У Эрика сына Эдварда все похолодело внутри, когда он услышал истинные слова о своем английском происхождении и о том, как его почти заставили пойти к Папе. Он уже полностью поверил ей.
— Ну же, женщина! Я знаю, кто я есть, а теперь расскажи мне без утайки о моем будущем! — приказал он, и голос его почти не дрогнул. — Я вижу... я вижу три королевские короны. Новое королевство, на гербе которого будут три короны, и они будут существовать через тысячу лет повсюду в твоем королевстве. Поколение за поколением, король за королем будут носить твой знак. Три короны означают три области, которые соединились в могущественное государство, и через тысячу лет эти короны будут по-прежнему его символом, везде, на всех печатях, на всех документах.
— А что будет с Папой? — спросил Эрик сын Эдварда дрожа, почти шепотом. — Везде я вижу твое изображение... — тихо пробормотала женщина. — Везде твое изображение, твоя голова... голова святого, из золота на голубом небе. Ты начал с того, что погрешил против своего Бога... этот прерванный путь в Рим... потом ты сделал добро, и имя твое будет жить вечно.
— Что ты можешь сказать о моей смерти? — теперь уже благоговейно спросил Эрик сын Эдварда.
— Твоя смерть... твоя смерть. Ты действительно хочешь знать это? Немногие захотели бы.
— Да, скажи хоть что-нибудь!
— Я вижу не очень хорошо... — пробормотала женщина, и было заметно, что она внезапно испугалась говорить о том, что видела совершенно ясно.
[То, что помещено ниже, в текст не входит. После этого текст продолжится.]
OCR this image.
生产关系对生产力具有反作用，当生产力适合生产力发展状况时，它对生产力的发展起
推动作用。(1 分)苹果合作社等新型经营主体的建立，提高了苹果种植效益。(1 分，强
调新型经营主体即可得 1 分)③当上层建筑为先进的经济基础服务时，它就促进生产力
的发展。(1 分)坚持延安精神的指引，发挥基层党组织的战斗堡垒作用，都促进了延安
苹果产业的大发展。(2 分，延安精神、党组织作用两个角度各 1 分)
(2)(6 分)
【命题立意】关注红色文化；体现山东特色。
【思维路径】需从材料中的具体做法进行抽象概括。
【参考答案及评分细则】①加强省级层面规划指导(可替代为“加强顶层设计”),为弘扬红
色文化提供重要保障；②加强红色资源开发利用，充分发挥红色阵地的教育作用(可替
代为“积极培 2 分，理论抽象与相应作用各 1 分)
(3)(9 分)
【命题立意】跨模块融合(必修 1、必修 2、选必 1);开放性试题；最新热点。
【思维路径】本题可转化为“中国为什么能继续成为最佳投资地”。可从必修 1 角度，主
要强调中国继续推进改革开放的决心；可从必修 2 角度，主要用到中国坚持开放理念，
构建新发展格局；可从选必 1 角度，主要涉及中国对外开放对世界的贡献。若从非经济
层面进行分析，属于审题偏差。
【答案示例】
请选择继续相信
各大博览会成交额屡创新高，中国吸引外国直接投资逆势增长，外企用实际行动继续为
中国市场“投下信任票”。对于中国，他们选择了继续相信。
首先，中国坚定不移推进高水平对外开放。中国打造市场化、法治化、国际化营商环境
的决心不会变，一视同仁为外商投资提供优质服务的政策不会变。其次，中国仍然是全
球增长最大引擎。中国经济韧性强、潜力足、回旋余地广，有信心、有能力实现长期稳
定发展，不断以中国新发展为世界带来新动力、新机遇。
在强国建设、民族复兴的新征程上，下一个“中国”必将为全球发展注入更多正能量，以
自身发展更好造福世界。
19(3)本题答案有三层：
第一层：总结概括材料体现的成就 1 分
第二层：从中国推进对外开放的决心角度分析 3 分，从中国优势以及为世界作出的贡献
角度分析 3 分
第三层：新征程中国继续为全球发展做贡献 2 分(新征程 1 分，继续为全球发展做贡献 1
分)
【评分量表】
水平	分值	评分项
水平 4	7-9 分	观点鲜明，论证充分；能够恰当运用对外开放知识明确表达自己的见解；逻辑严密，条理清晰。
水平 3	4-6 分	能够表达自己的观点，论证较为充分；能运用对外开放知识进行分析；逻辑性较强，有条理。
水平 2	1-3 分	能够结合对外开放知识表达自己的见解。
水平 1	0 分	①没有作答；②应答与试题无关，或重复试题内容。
Но потом, взяв себя в руки, она снова продолжила уверенным голосом: — Твое имя будет жить вечно, и ни один мужчина, рожденный от женщины, и ни одна женщина в Свеаланде или двух гетских областях не смогут ни убить, ни ранить тебя, — быстро сказала она и поднялась с колен.
Эрик сын Эдварда, преисполнившись уверенности в том, что все его мечты осуществятся и ни один из его предполагаемых врагов не сможет убить его, вышел из палатки и громко приказал, чтобы этой женщине дали лошадь и повозку и чтобы никто не смел ее трогать или говорить с ней неподобающим образом.
Затем Эрик отправился домой, в Восточный Арос, думая о своем блестящем будущем, в котором он был теперь твердо уверен. И ему не нужно было бояться рожденных в Свеаланде, в Западном и в Восточном Геталанде.
Однако Магнус сын Хенрика не был рожден в этих областях. Он был датчанином.
Он был одним из многих датских стурманов, которых рассеяло по миру ветром войны после того, как Вольдемар наконец одержал победу в долгой борьбе за датскую корону. Бежав из Дании, Магнус поплыл по Балтийскому морю, на время остановился в Линчепинге для переговоров с королем Карлом сыном Сверкера, о которых никому ничего не было известно, а потом продолжил свое путешествие вверх вдоль побережья, вошел в озеро Меларен, затем в реку Фюрисон.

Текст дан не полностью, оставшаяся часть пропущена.